In all three, you commit your changes to Github and then let Netlify take a build and publish your content.
All of these generate backlinks when you publish. However, none of the above solutions were built keeping Obsidian in mind.
Gatsby Digital Garden was built to import and publish content from Roam. It also has a graph view. It displays transcluded text in backlinks when content is imported from Roam but not when content is authored elsewhere in markdown.
Simply Jekyll uses [[ ]] for wiki like links, and therefore can be used for publishing content authored in Obsidian. However, it also uses [[ ]] for many of its other nifty functionalities. So, you have to either let go of those functionalities or stop using Obsidian as the text editor. VS Code with Notecomplete plugin works. It is also the only one that has search built in. Check out https://www.raghuveer.net, personal blog site of the author of Simply Jekyll.
Gatsby Theme Brain does not provide either a graph view or even a list of topic.

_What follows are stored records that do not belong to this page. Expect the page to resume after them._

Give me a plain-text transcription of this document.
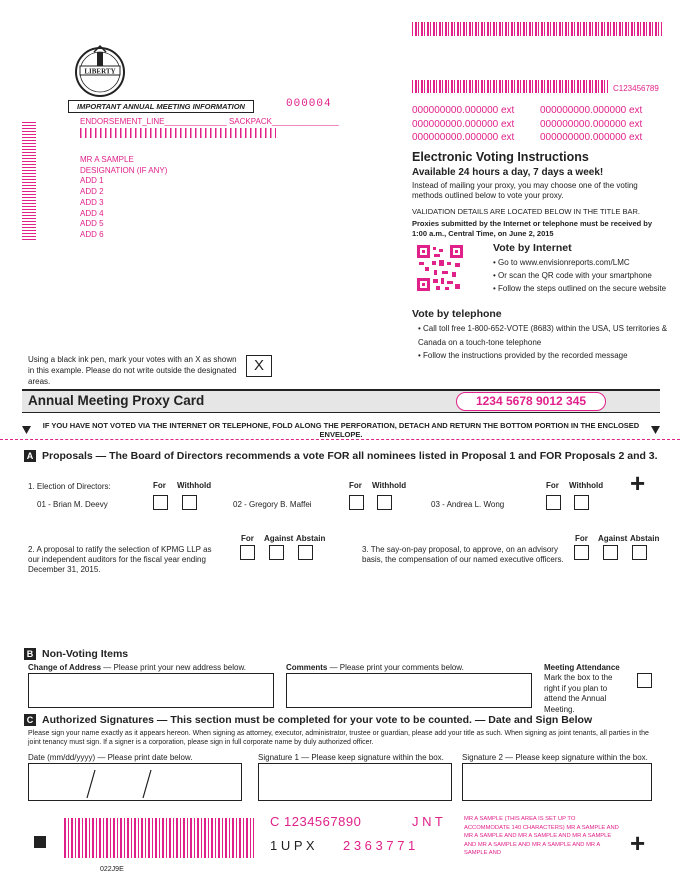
LIBERTY
IMPORTANT ANNUAL MEETING INFORMATION	000004
ENDORSEMENT_LINE______________ SACKPACK_______________
MR A SAMPLE
DESIGNATION (IF ANY)
ADD 1
ADD 2
ADD 3
ADD 4
ADD 5
ADD 6
C123456789
000000000.000000 ext	000000000.000000 ext
000000000.000000 ext	000000000.000000 ext
000000000.000000 ext	000000000.000000 ext
Electronic Voting Instructions
Available 24 hours a day, 7 days a week!
Instead of mailing your proxy, you may choose one of the voting methods outlined below to vote your proxy.
VALIDATION DETAILS ARE LOCATED BELOW IN THE TITLE BAR.
Proxies submitted by the Internet or telephone must be received by 1:00 a.m., Central Time, on June 2, 2015
Vote by Internet
• Go to www.envisionreports.com/LMC
• Or scan the QR code with your smartphone
• Follow the steps outlined on the secure website
Vote by telephone
• Call toll free 1-800-652-VOTE (8683) within the USA, US territories & Canada on a touch-tone telephone
• Follow the instructions provided by the recorded message
Using a black ink pen, mark your votes with an X as shown in this example. Please do not write outside the designated areas.
X
Annual Meeting Proxy Card	1234 5678 9012 345
IF YOU HAVE NOT VOTED VIA THE INTERNET OR TELEPHONE, FOLD ALONG THE PERFORATION, DETACH AND RETURN THE BOTTOM PORTION IN THE ENCLOSED ENVELOPE.
A Proposals — The Board of Directors recommends a vote FOR all nominees listed in Proposal 1 and FOR Proposals 2 and 3.
1. Election of Directors:	+
For Withhold	For Withhold	For Withhold
01 - Brian M. Deevy	02 - Gregory B. Maffei	03 - Andrea L. Wong
For Against Abstain
2. A proposal to ratify the selection of KPMG LLP as our independent auditors for the fiscal year ending December 31, 2015.
For Against Abstain
3. The say-on-pay proposal, to approve, on an advisory basis, the compensation of our named executive officers.
B Non-Voting Items
Change of Address — Please print your new address below.	Comments — Please print your comments below.	Meeting Attendance
Mark the box to the right if you plan to attend the Annual Meeting.
C Authorized Signatures — This section must be completed for your vote to be counted. — Date and Sign Below
Please sign your name exactly as it appears hereon. When signing as attorney, executor, administrator, trustee or guardian, please add your title as such. When signing as joint tenants, all parties in the joint tenancy must sign. If a signer is a corporation, please sign in full corporate name by duly authorized officer.
Date (mm/dd/yyyy) — Please print date below.	Signature 1 — Please keep signature within the box. Signature 2 — Please keep signature within the box.
C 1234567890	J N T
1 U P X 2 3 6 3 7 7 1
MR A SAMPLE (THIS AREA IS SET UP TO ACCOMMODATE 140 CHARACTERS) MR A SAMPLE AND MR A SAMPLE AND MR A SAMPLE AND MR A SAMPLE AND MR A SAMPLE AND MR A SAMPLE AND MR A SAMPLE AND	+
022J9E
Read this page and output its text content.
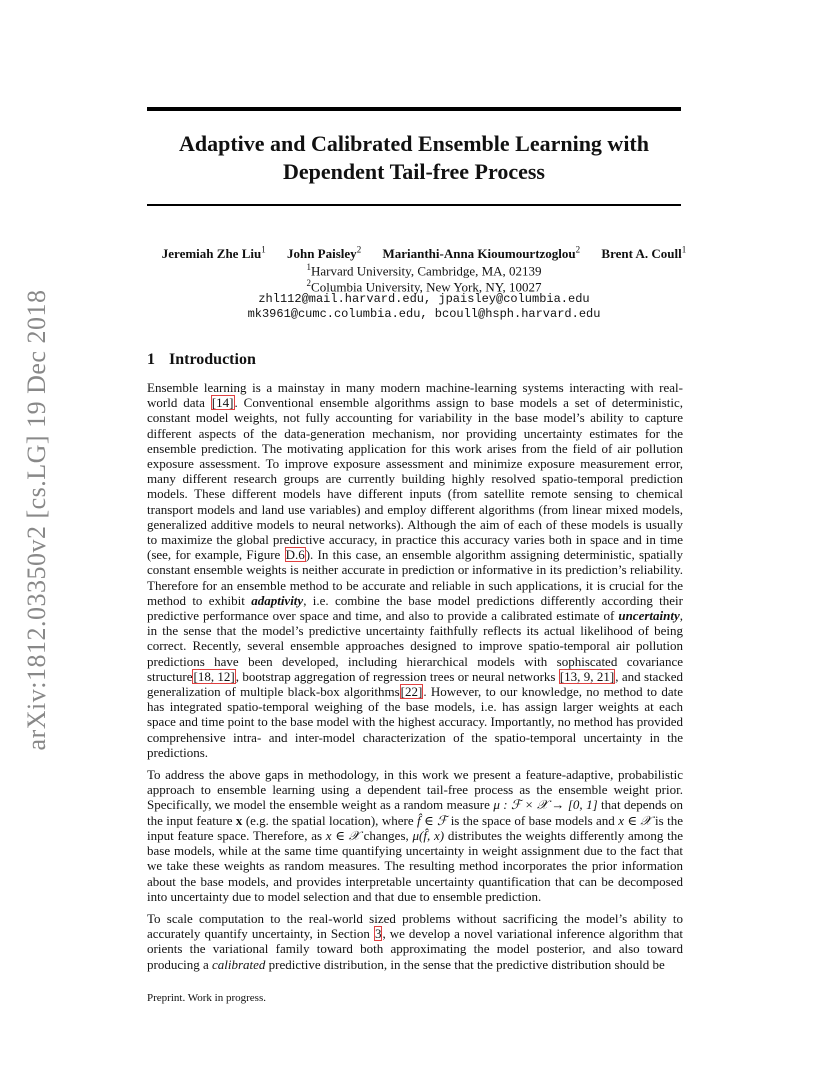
arXiv:1812.03350v2 [cs.LG] 19 Dec 2018
Adaptive and Calibrated Ensemble Learning with
Dependent Tail-free Process
Jeremiah Zhe Liu$^1$ John Paisley$^2$ Marianthi-Anna Kioumourtzoglou$^2$ Brent A. Coull$^1$
$^1$Harvard University, Cambridge, MA, 02139
$^2$Columbia University, New York, NY, 10027
zhl112@mail.harvard.edu, jpaisley@columbia.edu
mk3961@cumc.columbia.edu, bcoull@hsph.harvard.edu
1 Introduction

Ensemble learning is a mainstay in many modern machine-learning systems interacting with real-world data [14]. Conventional ensemble algorithms assign to base models a set of deterministic, constant model weights, not fully accounting for variability in the base model’s ability to capture different aspects of the data-generation mechanism, nor providing uncertainty estimates for the ensemble prediction. The motivating application for this work arises from the field of air pollution exposure assessment. To improve exposure assessment and minimize exposure measurement error, many different research groups are currently building highly resolved spatio-temporal prediction models. These different models have different inputs (from satellite remote sensing to chemical transport models and land use variables) and employ different algorithms (from linear mixed models, generalized additive models to neural networks). Although the aim of each of these models is usually to maximize the global predictive accuracy, in practice this accuracy varies both in space and in time (see, for example, Figure D.6). In this case, an ensemble algorithm assigning deterministic, spatially constant ensemble weights is neither accurate in prediction or informative in its prediction’s reliability. Therefore for an ensemble method to be accurate and reliable in such applications, it is crucial for the method to exhibit adaptivity, i.e. combine the base model predictions differently according their predictive performance over space and time, and also to provide a calibrated estimate of uncertainty, in the sense that the model’s predictive uncertainty faithfully reflects its actual likelihood of being correct. Recently, several ensemble approaches designed to improve spatio-temporal air pollution predictions have been developed, including hierarchical models with sophiscated covariance structure[18, 12], bootstrap aggregation of regression trees or neural networks [13, 9, 21], and stacked generalization of multiple black-box algorithms[22]. However, to our knowledge, no method to date has integrated spatio-temporal weighing of the base models, i.e. has assign larger weights at each space and time point to the base model with the highest accuracy. Importantly, no method has provided comprehensive intra- and inter-model characterization of the spatio-temporal uncertainty in the predictions.

To address the above gaps in methodology, in this work we present a feature-adaptive, probabilistic approach to ensemble learning using a dependent tail-free process as the ensemble weight prior. Specifically, we model the ensemble weight as a random measure μ : ℱ × 𝒳 → [0, 1] that depends on the input feature x (e.g. the spatial location), where f̂ ∈ ℱ is the space of base models and x ∈ 𝒳 is the input feature space. Therefore, as x ∈ 𝒳 changes, μ(f̂, x) distributes the weights differently among the base models, while at the same time quantifying uncertainty in weight assignment due to the fact that we take these weights as random measures. The resulting method incorporates the prior information about the base models, and provides interpretable uncertainty quantification that can be decomposed into uncertainty due to model selection and that due to ensemble prediction.

To scale computation to the real-world sized problems without sacrificing the model’s ability to accurately quantify uncertainty, in Section 3, we develop a novel variational inference algorithm that orients the variational family toward both approximating the model posterior, and also toward producing a calibrated predictive distribution, in the sense that the predictive distribution should be

Preprint. Work in progress.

Also, it picks up topic title from the YAML frontmatter.
None of these currently support [[Actual Topic Title|Desired Display Text]] or [[Topic Title#Heading]] links. And I am not sure if any of these can be used to selectively publish topics.

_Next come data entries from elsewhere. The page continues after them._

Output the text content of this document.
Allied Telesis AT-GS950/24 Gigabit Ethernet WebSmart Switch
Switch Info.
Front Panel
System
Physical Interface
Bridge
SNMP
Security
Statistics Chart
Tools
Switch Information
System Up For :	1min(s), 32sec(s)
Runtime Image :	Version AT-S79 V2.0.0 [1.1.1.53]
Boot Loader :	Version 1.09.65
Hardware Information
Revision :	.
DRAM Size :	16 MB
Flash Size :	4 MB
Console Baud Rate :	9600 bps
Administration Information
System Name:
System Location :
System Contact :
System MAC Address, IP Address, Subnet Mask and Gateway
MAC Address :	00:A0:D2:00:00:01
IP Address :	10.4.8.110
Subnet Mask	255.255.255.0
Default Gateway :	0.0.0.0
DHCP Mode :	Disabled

I just discovered a Git-based wiki static site generator, which seems to support [[]] links https://github.com/gollum/gollum/wiki#link-tag, an RSS feed of changes to the wiki https://github.com/gollum/gollum/wiki/5.0-release-notes#rss-feed, and many more features. I wonder if folks hosting their Obsidian vault in Git would be able to use this alongside it for an easy automatic publishing solution. The RSS feed is of particular interest to me because it means I could also make a newsletter out of it. Anyone more technical than me know if there’s a reason this wouldn’t work?

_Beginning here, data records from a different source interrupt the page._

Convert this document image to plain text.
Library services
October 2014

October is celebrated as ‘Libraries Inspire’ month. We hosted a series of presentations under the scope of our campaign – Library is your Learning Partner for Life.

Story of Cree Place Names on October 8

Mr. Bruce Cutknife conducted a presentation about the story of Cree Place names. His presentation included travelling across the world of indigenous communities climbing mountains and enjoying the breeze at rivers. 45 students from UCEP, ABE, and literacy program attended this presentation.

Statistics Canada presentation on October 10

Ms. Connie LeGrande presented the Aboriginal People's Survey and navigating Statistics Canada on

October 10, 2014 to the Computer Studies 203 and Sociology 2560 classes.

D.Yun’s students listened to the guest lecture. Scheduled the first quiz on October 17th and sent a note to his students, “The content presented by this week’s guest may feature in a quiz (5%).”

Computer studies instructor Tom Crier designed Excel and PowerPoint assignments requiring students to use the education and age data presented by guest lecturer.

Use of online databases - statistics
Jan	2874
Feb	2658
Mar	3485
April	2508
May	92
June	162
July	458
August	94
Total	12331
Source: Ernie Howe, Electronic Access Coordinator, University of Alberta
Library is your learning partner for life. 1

This is not exact solution to your query, but look forward to this potential solution:
I recently found Publii. It is an offline CMS (static site generator). But currently don’t support any of the Obsidian features (except markdown input). However, they say they are going to allow extending it through ‘Plugins’.
Hope, it will help us publish Obsidian Vaults through it. Btw, I raised an issue for this specific enhancement on their Github profile. It would be nice if more persons, encourage them to bring such plugin.
Unfortunately, GitHub Pages still only use the same old list of plugins that are allowed, and any plugins (like simply-jekyll) are disabled for GH Pages.
Netlify is definitely the go-to option I hear from people who want to use Obsidian for publishing.